# Thread: Sierpinski's triangle area formula(s).

1. ## Sierpinski's triangle area formula(s).

I was playing around with Sierpinski's triangle and derived this equation for the total area for all the down triangles with an infinite number of iterations. (the area of the triangle as a whole =1)
$\displaystyle A\downarrow=\lim_{n\rightarrow \infty}\sum_{n=1}^{\infty}(\frac{1}{4})^n\cdot 3=1$
(Edit:I realized the sum was kind of useless... But I will keep it there considering it looks cooler and the equation means the same thing with or without )

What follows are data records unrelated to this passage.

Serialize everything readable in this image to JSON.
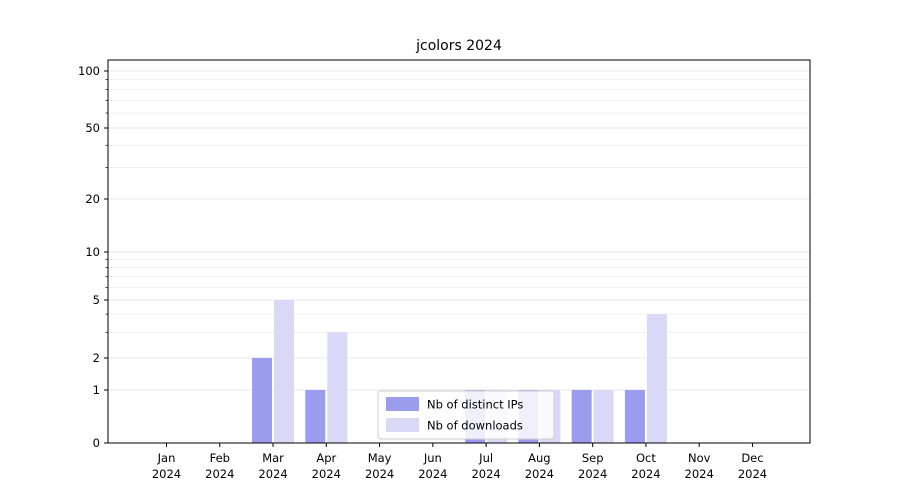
{
  "chart": {
    "title": "jcolors 2024"
  },
  "chart_data": {
    "type": "bar",
    "title": "jcolors 2024",
    "categories": [
      {
        "month": "Jan",
        "year": "2024"
      },
      {
        "month": "Feb",
        "year": "2024"
      },
      {
        "month": "Mar",
        "year": "2024"
      },
      {
        "month": "Apr",
        "year": "2024"
      },
      {
        "month": "May",
        "year": "2024"
      },
      {
        "month": "Jun",
        "year": "2024"
      },
      {
        "month": "Jul",
        "year": "2024"
      },
      {
        "month": "Aug",
        "year": "2024"
      },
      {
        "month": "Sep",
        "year": "2024"
      },
      {
        "month": "Oct",
        "year": "2024"
      },
      {
        "month": "Nov",
        "year": "2024"
      },
      {
        "month": "Dec",
        "year": "2024"
      }
    ],
    "series": [
      {
        "name": "Nb of distinct IPs",
        "color": "#9c9cef",
        "values": [
          0,
          0,
          2,
          1,
          0,
          0,
          1,
          1,
          1,
          1,
          0,
          0
        ]
      },
      {
        "name": "Nb of downloads",
        "color": "#d9d9f7",
        "values": [
          0,
          0,
          5,
          3,
          0,
          0,
          1,
          1,
          1,
          4,
          0,
          0
        ]
      }
    ],
    "yscale": "log above 1, linear between 0 and 1",
    "ytick_values": [
      0,
      1,
      2,
      5,
      10,
      20,
      50,
      100
    ],
    "ytick_labels": [
      "0",
      "1",
      "2",
      "5",
      "10",
      "20",
      "50",
      "100"
    ],
    "minor_grid_values": [
      3,
      4,
      6,
      7,
      8,
      9,
      30,
      40,
      60,
      70,
      80,
      90
    ],
    "ylim": [
      0,
      100
    ],
    "xlabel": "",
    "ylabel": "",
    "grid": "horizontal major + minor, light gray",
    "legend": {
      "position": "lower center, inside plot area",
      "entries": [
        "Nb of distinct IPs",
        "Nb of downloads"
      ]
    },
    "colors": {
      "spine": "#000000",
      "major_grid": "#e3e3e3",
      "minor_grid": "#ededed",
      "legend_border": "#cfcfcf",
      "legend_background": "#ffffff"
    }
  }
}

So the opposite must also be true.
$\displaystyle A\uparrow=\lim_{n\rightarrow \infty}1-(\frac{3}{4})^n=0$

I am not sure if this is right, and I would like someone to check it please

2. Exactly what triangle are you starting with? My understanding of the "Sierpinski triangles" is that you start with an equilateral triangle, divide it into four triangles by connecting the bisectors of the sides, then remove the middle triangle. Then repeat that for the remaining three equilateral triangles. If the original triangle was 1, then the area of the three sierpinski triangles is 3/4. Since that is already less than 1 and you continue by always removing triangles, the total area of all remaining triangles, as you repeat infinitely, cannot be 1.

In fact, after n repetitions, the area of the remaining triangles is $\displaystyle (3/4)^n$ which goes to 0. That's why the "Sierpinski triangles" is a fractal set. The measure of a set of dimension "d" is proportional to $\displaystyle x^d$ for some "typical" length x. At each step we are dividing all lengths by 1/3 while multiplying the number of the triangles by 4: the total area would be proportional to $\displaystyle (4(1/3)^d)^n$. If $\displaystyle 4/3^d> 1$ that will go to infinity. If $\displaystyle 4/3^d< 1$ that will go to 0. We can only get a non-zero finite measure if $\displaystyle 4/3^d= 1$ or $\displaystyle 3^d= 4$. Taking logarithms of both sides, d log(3)= log(4) so d= log(4)/log(3) which is about 1.26. The fractal dimension of the Sierpinski triangles is about 1.26.